Venda de férias: como funciona e quais são as regras?

Com a aproximação das datas comemorativas e dos períodos de recesso, o debate sobre a venda de férias ganha força nas empresas. 

Para muitos colaboradores, converter parte do descanso em dinheiro é uma estratégia para rentabilizar com o período ou quitar negociações financeiras pendentes.

Embora seja uma prática comum, o chamado “abono pecuniário” gera muitas dúvidas: todos podem vender? Qual é o limite permitido por lei? 

Neste artigo, vamos esclarecer os principais pontos da CLT para que você entenda seus direitos e saiba como solicitar esse benefício de forma correta.

É possível vender as férias? 

Em resumo, sim, é possível. É possível que o empregado venda parte das férias a que tem direito para a empresa, recebendo um valor em troca. 

Esse processo é tecnicamente chamado de abono pecuniário.

No entanto, existem regras específicas para essa concessão. Diferente do que muitos pensam, a decisão de vender as férias cabe ao empregado, e não apenas ao empregador.

Conforme o artigo 143 da CLT, é permitido converter apenas 1/3 das férias em abono pecuniário. Ou seja, se o trabalhador tem direito a 30 dias de descanso, ele pode vender no máximo 10 dias.

Art 143: “É facultado ao empregado converter 1/3 (um terço) do período de férias a que tiver direito em abono pecuniário, no valor da remuneração que lhe seria devida nos dias correspondentes.”

Além disso, existem outras normas estabelecidas pela Consolidação das Leis do Trabalho em relação a prazos e pagamentos, que abordaremos no próximo tópico.

Quais são as regras?

Como mencionamos anteriormente, a venda de férias é perfeitamente possível, desde que o colaborador manifeste essa vontade à empresa.

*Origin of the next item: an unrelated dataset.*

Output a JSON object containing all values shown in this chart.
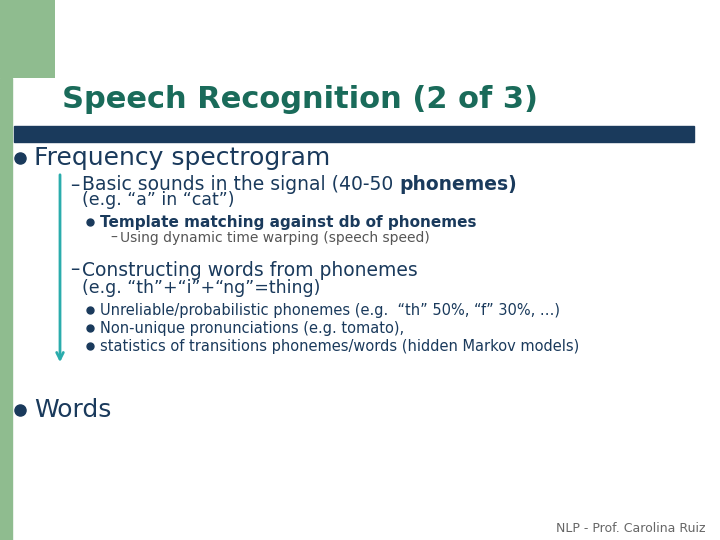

Para que o direito ao abono pecuniário seja garantido sem que a empresa possa recusar, o colaborador deve realizar o pedido por escrito até 15 dias antes do término do seu período aquisitivo (os 12 meses que atribuem direito às férias). 

Essa decisão deve ser sempre voluntária, ou seja, a empresa não pode obrigar o funcionário a vender seus dias de descanso.

Por fim, o pagamento do valor correspondente ao abono pecuniário deve ser efetuado juntamente com o adiantamento das férias.

Ou seja, até 2 dias antes do início do descanso do colaborador. 

Pontos importantes

A iniciativa de vender as férias deve partir exclusivamente do colaborador. A empresa não pode impor essa escolha.

Se o negócio obrigar o funcionário a aceitar o abono, poderá sofrer ações trabalhistas graves. Isso gera prejuízos financeiros e riscos jurídicos.

Portanto, formalize sempre o pedido por escrito para comprovar a vontade do empregado. Isso protege a empresa contra futuras alegações de coação.

Sobre o valor, o colaborador recebe o equivalente a 1/3 da sua remuneração mensal. Esse é o limite máximo permitido pela legislação, conforme o artigo 433 da CLT.

Conclusão…

A gestão correta das férias previne passivos trabalhistas e protege o patrimônio da sua empresa. O cumprimento das regras evita multas e litígios desnecessários.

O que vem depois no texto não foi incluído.